Business implications for R&D and licensing
What to validate early
To assess infringement risk or freedom-to-operate, the measurable compliance points are:
- MMAD at the specified threshold (3 microns and 2 microns)
- degradation product percentage in the aerosol particles
- parent fraction by weight in the particles
- confirmation that aerosol formation uses vapor condensation
- for method claims: whether air passes through the heated vapor during volatilizing
- for Claim 9: whether the feed is a coating on a metal-foil-textured solid support
Where licensing leverage exists
If a platform company can demonstrate condensation-aerosol production with:
- MMAD below 3 microns (or below 2)
- degradation below 5% (or below 2.5)
then the platform can cover multiple antipsychotics in one technology base, aligning directly with the claim basket in Claims 2 and 7.
Key Takeaways
- US 6,716,416 protects condensation aerosol delivery of multiple antipsychotic drugs with hard numerical gates: degradation < 5% and MMAD < 3 microns.

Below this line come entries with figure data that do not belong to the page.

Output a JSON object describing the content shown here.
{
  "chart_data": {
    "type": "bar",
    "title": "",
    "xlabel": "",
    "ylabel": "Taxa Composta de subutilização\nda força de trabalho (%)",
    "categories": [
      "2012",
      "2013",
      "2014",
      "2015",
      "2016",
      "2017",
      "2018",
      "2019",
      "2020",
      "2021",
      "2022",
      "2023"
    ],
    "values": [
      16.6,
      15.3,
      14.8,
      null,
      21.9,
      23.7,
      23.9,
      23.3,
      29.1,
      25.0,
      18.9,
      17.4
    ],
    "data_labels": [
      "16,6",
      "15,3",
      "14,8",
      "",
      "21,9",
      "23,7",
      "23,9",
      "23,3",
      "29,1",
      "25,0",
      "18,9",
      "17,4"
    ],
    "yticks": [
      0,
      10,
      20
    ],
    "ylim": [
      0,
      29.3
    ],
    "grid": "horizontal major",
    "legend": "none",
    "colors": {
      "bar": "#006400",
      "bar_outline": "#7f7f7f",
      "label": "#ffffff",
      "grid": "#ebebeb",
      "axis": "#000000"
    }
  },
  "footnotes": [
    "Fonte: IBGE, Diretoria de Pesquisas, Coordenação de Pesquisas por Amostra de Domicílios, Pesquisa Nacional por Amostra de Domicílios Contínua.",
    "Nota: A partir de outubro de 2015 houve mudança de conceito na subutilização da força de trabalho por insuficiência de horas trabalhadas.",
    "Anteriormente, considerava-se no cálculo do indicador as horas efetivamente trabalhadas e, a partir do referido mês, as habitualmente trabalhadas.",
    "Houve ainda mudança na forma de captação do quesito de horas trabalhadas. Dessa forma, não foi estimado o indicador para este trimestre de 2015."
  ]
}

- Dependent scope tightens performance to degradation < 2.5%, parent drug mass fraction ≥ 90% or ≥ 97%, and MMAD < 2 microns.
- Method claims add process specificity: passing air through heated vapor during volatilization, with further narrowing via > 0.5 mg/sec formation rate and heating a coating on a metal-foil-textured support.
- The enforceable risk concentrates on products/processes that meet the condensation mechanism plus the measured size and degradation thresholds.
FAQs
1) Does the patent require the aerosol to have MMAD below 3 microns?
Yes. The independent composition and method claims require MMAD < 3 microns (Claims 1, 2, 7), with narrower dependent claims requiring MMAD < 2 microns (Claims 5, 12, plus the associated purity claims).
2) What is the maximum allowed degradation products in the broadest claims?
The independent claims require less than 5% compound degradation products (Claims 1, 2, 7). Dependent claims tighten this to less than 2.5% by weight (Claims 3, 10).
3) Which antipsychotics are explicitly listed?
The patent explicitly lists a basket including olanzapine, trifluoperazine, haloperidol, loxapine, risperidone, clozapine, quetiapine, promazine, thiothixene, chlorpromazine, droperidol, prochlorperazine, and fluphenazine across the main dependent lists (Claims 2 and 7 and their dependent subsets).
4) Is a “metal foil” mentioned only in method claims?
Yes. The “coating on a solid support having the surface texture of a metal foil” limitation appears in Claim 9 as part of the method scope.
5) Can competitors design around by changing the production throughput?
Only if the claimed throughput limitation is at issue. Claim 8 adds > 0.5 mg/sec formation rate, but this is a dependent method feature; the broader infringement analysis depends on meeting the independent claim gates (condensation mechanism, degradation, MMAD).
References
No sources were provided beyond the claim text.